In this study, we characterized the role of delta(1) and delta(2) opioids receptors, as well the involvement of the l-arginine/NO/cGMP pathway in the peripheral antinociception induced by delta-opioid receptor agonist (+)-4-[(alphaR)-alpha-((2S,5R)-4-Allyl-2,5-dimethyl-1-piperazinyl)-3-methoxybenzyl]-N,N-diethylbenzamide (SNC80). The paw pressure test was utilized, in which pain sensitivity is increased by intraplantar injection of prostaglandin E(2) (2 microg). Administration of SNC80 (20, 40 and 80 microg/paw) decreased the hyperalgesia induced by prostaglandin E(2) in a dose-dependent manner. The possibility that the higher dose of SNC80 (80 microg) has a central or systemic effect was excluded, since administration of the drug into the contralateral paw did not elicit antinociception in the right paw. 7-Benzylidenenaltrexone (BNTX), 5, 10 and 20 microg/paw, and 17-(Cyclopropylmethyl)-6,7-didehydro-3,14beta-dihydroxy-4,5alpha-epoxy-6,7-2',3'-benzo[b]furanomorphinan (naltriben), 2.5, 5 and 10 microg/paw, delta(1) and delta(2) opioid receptor antagonist respectively, elicited partial antagonism of the peripheral antinociceptive effect of the SNC80 (80 microg). The BNTX (10 microg/paw)-naltriben (5 microg/paw) combination completely antagonized the peripheral antinociception induced by SNC80 (80 microg). Further, blockers of the l-arginine/NO/cGMP pathway, N(G)-nitro-l-arginine (12, 18 and 24 microg/paw) and methylene blue (125, 250 and 500 microg/paw) were observed reverting the peripheral antinociceptive effect of SNC80. This study provides evidence that the peripheral antinociception induced by SNC80 occurs via delta(1) and delta(2) receptors and may result from l-arginine/NO/cGMP pathway activation.

Delta-opioid receptor agonist SNC80 induces peripheral antinociception via activation of ATP-sensitive K+ channels.

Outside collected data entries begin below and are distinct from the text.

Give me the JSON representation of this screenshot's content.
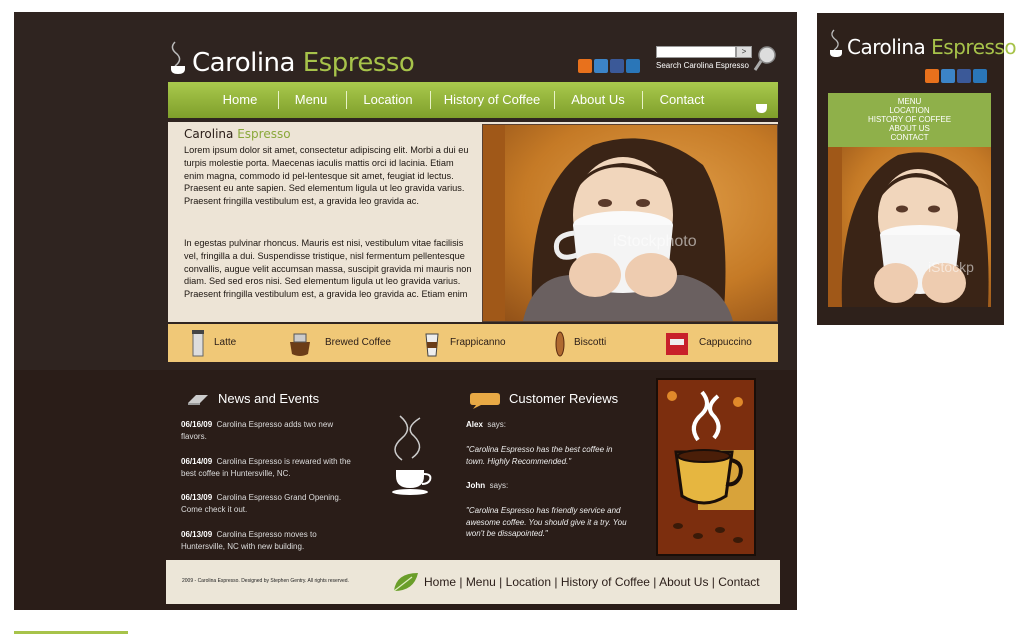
{
  "brand": {
    "name_white": "Carolina",
    "name_green": "Espresso"
  },
  "social": [
    {
      "name": "blogger",
      "color": "#e8711c"
    },
    {
      "name": "stumbleupon",
      "color": "#3c84c7"
    },
    {
      "name": "facebook",
      "color": "#3b5998"
    },
    {
      "name": "digg",
      "color": "#2a76b8"
    }
  ],
  "search": {
    "placeholder": "",
    "button": ">",
    "caption": "Search Carolina Espresso"
  },
  "nav": [
    "Home",
    "Menu",
    "Location",
    "History of Coffee",
    "About Us",
    "Contact"
  ],
  "intro": {
    "title_a": "Carolina",
    "title_b": "Espresso",
    "p1": "Lorem ipsum dolor sit amet, consectetur adipiscing elit. Morbi a dui eu turpis molestie porta. Maecenas iaculis mattis orci id lacinia. Etiam enim magna, commodo id pel-lentesque sit amet, feugiat id lectus. Praesent eu ante sapien. Sed elementum ligula ut leo gravida varius. Praesent fringilla vestibulum est, a gravida leo gravida ac.",
    "p2": "In egestas pulvinar rhoncus. Mauris est nisi, vestibulum vitae facilisis vel, fringilla a dui. Suspendisse tristique, nisl fermentum pellentesque convallis, augue velit accumsan massa, suscipit gravida mi mauris non diam. Sed sed eros nisi.  Sed elementum ligula ut leo gravida varius. Praesent fringilla vestibulum est, a gravida leo gravida ac.  Etiam enim"
  },
  "watermark": "iStockphoto",
  "products": [
    "Latte",
    "Brewed Coffee",
    "Frappicanno",
    "Biscotti",
    "Cappuccino"
  ],
  "news": {
    "title": "News and Events",
    "items": [
      {
        "date": "06/16/09",
        "text": "Carolina Espresso adds two new flavors."
      },
      {
        "date": "06/14/09",
        "text": "Carolina Espresso is rewared with the best coffee in Huntersville, NC."
      },
      {
        "date": "06/13/09",
        "text": "Carolina Espresso Grand Opening. Come check it out."
      },
      {
        "date": "06/13/09",
        "text": "Carolina Espresso moves to Huntersville, NC with new building."
      }
    ]
  },
  "reviews": {
    "title": "Customer Reviews",
    "items": [
      {
        "name": "Alex",
        "says": "says:",
        "quote": "\"Carolina Espresso has the best coffee in town.  Highly Recommended.\""
      },
      {
        "name": "John",
        "says": "says:",
        "quote": "\"Carolina Espresso has friendly service and awesome coffee. You should give it a try.  You won't be dissapointed.\""
      }
    ]
  },
  "footer": {
    "copyright": "2009 - Carolina Espresso. Designed by Stephen Gentry.  All rights reserved.",
    "links": [
      "Home",
      "Menu",
      "Location",
      "History of Coffee",
      "About Us",
      "Contact"
    ]
  },
  "mobile": {
    "name_white": "Carolina",
    "name_green": "Espresso",
    "menu": [
      "MENU",
      "LOCATION",
      "HISTORY OF COFFEE",
      "ABOUT US",
      "CONTACT"
    ],
    "watermark": "iStockp"
  },
  "colors": {
    "accent": "#a7c34a",
    "dark": "#2f2420",
    "cream": "#ede4d6",
    "strip": "#f0c877"
  }
}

We investigated the effect of several K+ channel blockers on the antinociception induced by delta-opioid receptor agonist SNC80 using the paw pressure test, in which pain sensitivity is increased by an intraplantar injection (2 microg) of prostaglandin E2 (PGE2). Administration of SNC80 (20, 40 and 80 microg/paw) caused a decrease in the hyperalgesia induced by PGE2, in a dose-dependent manner. The possibility of higher dose of SNC80 (80 microg) causing a central or systemic effect was excluded since administration of the drug into the contralateral paw did not elicit antinociception in the right paw. Specific blockers of ATP-sensitive K+ channels, glibenclamide (20, 40 and 80 microg/paw) and tolbutamide (40, 80 and 160 microg/paw), antagonized the peripheral antinociception induced by SNC80 (80 microg). On the other hand, charybdotoxin (2 microg/paw), a large-conductance blocker of Ca(2+)-activated K+ channels, and dequalinium (50 microg/paw), a small conductance selective blocker of Ca(2+)-activated K+ channels, did not modify the effect of SNC80. This effect also remained unaffected by intraplantar administration of the voltage-dependent K+ channel blockers tetraethylammonium (30 microg/paw) and 4-aminopyridine (10 microg/paw), and of a non-specific K+ channel blocker, cesium (500 microg/paw). This study provides evidence that the peripheral antinociceptive effect of SNC80 result from the activation of ATP-sensitive K+ channels, and the other K+ channels are not involved.